RU486 and Marie Stopes: Media Release

Media Release:   Marie Stopes and RU486

 

While one of the world’s largest providers of abortion services adds to its ability to generate more income through the availability of training of doctors and the supply of drugs to procure abortions, Australian women are once again supposed to be thankful for an additional solution to their primarily psychosocial problems. 

Whilst the research undertaken by Marie Stopes own medical director found that the ‘..regimen is an effective option for Australian women’,  with minimal adverse effects,  international and national researchers not connected to the organisation do not agree. 

A Finnish study published in 2009 found that medical abortion had around 4 times the rate of adverse events than surgical abortion, with haemorrhage experienced by almost 16% of women taking RU486.    A more recent Australian study found that 1 in 18 users of RU486 required admission to hospital for adverse events compared to only 1 in 250 women undergoing surgical abortion.

RU486 is sold as a solution to women living in rural and regional areas where access to surgical abortion may be more difficult.   Yet it is clear that for these women, the use of RU486 becomes even more dangerous where their access to appropriate medical and surgical care in the face of adverse events may also be restricted.

International research already informs us that up to 20% of women suffer serious and prolonged mental health problems following surgical abortion.   The potential for significantly increased psychological harm for women more actively participating in a lengthy, often painful process of abortion, in their own homes, and often confronted with the sight of their expelled babies is enormous.     

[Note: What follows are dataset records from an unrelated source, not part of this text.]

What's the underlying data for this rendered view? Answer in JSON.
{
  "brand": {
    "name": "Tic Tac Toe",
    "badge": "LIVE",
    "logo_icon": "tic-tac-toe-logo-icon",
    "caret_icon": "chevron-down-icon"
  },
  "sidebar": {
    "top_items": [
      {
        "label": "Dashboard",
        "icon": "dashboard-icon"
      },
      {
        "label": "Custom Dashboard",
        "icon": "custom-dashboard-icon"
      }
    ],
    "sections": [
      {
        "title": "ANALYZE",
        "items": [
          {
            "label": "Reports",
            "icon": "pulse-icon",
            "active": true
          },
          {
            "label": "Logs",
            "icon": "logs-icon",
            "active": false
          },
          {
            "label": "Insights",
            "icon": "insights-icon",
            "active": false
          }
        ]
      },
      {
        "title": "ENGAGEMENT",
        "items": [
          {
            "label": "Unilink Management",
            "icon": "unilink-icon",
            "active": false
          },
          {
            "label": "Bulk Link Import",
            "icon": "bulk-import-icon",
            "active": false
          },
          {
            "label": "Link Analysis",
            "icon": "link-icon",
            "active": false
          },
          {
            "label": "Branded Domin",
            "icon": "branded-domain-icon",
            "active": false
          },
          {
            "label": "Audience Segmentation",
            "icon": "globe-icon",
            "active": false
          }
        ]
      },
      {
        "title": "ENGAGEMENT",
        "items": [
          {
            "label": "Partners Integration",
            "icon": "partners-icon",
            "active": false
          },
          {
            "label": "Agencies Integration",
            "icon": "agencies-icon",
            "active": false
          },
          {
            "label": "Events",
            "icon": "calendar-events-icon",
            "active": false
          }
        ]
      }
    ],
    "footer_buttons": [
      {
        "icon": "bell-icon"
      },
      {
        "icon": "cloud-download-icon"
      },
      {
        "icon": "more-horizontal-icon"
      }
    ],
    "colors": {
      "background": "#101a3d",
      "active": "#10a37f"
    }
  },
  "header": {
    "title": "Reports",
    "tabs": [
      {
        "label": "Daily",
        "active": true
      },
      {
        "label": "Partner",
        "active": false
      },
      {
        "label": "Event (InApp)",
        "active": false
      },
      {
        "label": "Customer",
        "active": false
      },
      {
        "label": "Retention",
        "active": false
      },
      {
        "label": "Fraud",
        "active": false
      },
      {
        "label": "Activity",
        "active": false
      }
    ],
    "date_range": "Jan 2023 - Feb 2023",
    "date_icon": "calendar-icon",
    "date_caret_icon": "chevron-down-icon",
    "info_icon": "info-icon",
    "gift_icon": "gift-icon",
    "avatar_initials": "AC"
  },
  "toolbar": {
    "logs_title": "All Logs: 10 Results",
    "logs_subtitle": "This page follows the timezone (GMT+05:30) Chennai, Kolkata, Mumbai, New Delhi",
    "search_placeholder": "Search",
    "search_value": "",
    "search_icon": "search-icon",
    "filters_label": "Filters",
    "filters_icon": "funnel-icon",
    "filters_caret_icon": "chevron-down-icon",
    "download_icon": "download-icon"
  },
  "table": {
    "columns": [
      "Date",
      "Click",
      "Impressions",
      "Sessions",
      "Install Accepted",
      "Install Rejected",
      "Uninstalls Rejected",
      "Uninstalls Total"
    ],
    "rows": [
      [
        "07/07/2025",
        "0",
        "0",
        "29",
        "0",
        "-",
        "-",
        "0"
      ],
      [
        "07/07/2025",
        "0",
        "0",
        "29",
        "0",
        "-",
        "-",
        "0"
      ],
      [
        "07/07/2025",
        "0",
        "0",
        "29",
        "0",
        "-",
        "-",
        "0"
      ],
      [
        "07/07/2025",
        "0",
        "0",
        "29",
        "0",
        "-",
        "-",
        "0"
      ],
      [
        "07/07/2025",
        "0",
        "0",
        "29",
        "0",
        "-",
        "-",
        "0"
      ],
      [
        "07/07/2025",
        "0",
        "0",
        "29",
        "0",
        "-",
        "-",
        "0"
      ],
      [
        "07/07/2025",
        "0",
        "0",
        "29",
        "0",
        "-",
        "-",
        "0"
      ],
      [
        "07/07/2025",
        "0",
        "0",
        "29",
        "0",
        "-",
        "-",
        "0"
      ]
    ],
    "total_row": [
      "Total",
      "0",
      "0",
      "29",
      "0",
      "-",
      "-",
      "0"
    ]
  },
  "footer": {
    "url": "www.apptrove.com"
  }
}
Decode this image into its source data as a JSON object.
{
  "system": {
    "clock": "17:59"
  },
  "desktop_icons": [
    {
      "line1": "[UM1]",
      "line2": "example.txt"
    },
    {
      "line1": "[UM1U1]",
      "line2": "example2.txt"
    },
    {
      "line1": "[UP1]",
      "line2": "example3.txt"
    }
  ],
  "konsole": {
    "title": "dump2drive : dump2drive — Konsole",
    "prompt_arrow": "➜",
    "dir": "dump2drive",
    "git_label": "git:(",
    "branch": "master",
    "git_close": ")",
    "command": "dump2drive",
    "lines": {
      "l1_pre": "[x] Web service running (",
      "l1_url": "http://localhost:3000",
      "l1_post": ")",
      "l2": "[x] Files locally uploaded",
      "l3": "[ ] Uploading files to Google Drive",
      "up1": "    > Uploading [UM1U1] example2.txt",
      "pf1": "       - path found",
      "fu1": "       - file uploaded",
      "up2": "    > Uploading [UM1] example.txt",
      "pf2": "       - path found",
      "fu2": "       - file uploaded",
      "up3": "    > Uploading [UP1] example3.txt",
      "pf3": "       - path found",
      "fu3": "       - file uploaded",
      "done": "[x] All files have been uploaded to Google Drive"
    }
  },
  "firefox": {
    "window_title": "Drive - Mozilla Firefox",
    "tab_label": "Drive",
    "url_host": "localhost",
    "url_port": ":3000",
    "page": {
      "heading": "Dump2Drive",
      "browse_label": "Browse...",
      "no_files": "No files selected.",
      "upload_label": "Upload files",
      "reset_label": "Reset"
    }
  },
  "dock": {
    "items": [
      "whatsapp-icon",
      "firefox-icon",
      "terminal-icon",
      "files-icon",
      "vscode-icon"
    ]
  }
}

Yet Marie Stopes, abortion advocates, and the media ‘sell’ this is a victory for women’s health.    Social structures that do not support women to continue their pregnancies, but force them to choose between careers and children, education and children, partners and family and children are not ‘health’ issues. 

Establishing flexible programs of study for pregnant and parenting university students is a solution.   Prosecuting men who are violent toward their partners and coerce them into having abortions is a solution.   Appropriate housing, warm clothes and adequate food for a homeless, pregnant women is a solution.   

These solutions cost money, take time, involve more resources and say to women you do not have to choose.    They are better for women.   RU486 is better for Marie Stopes.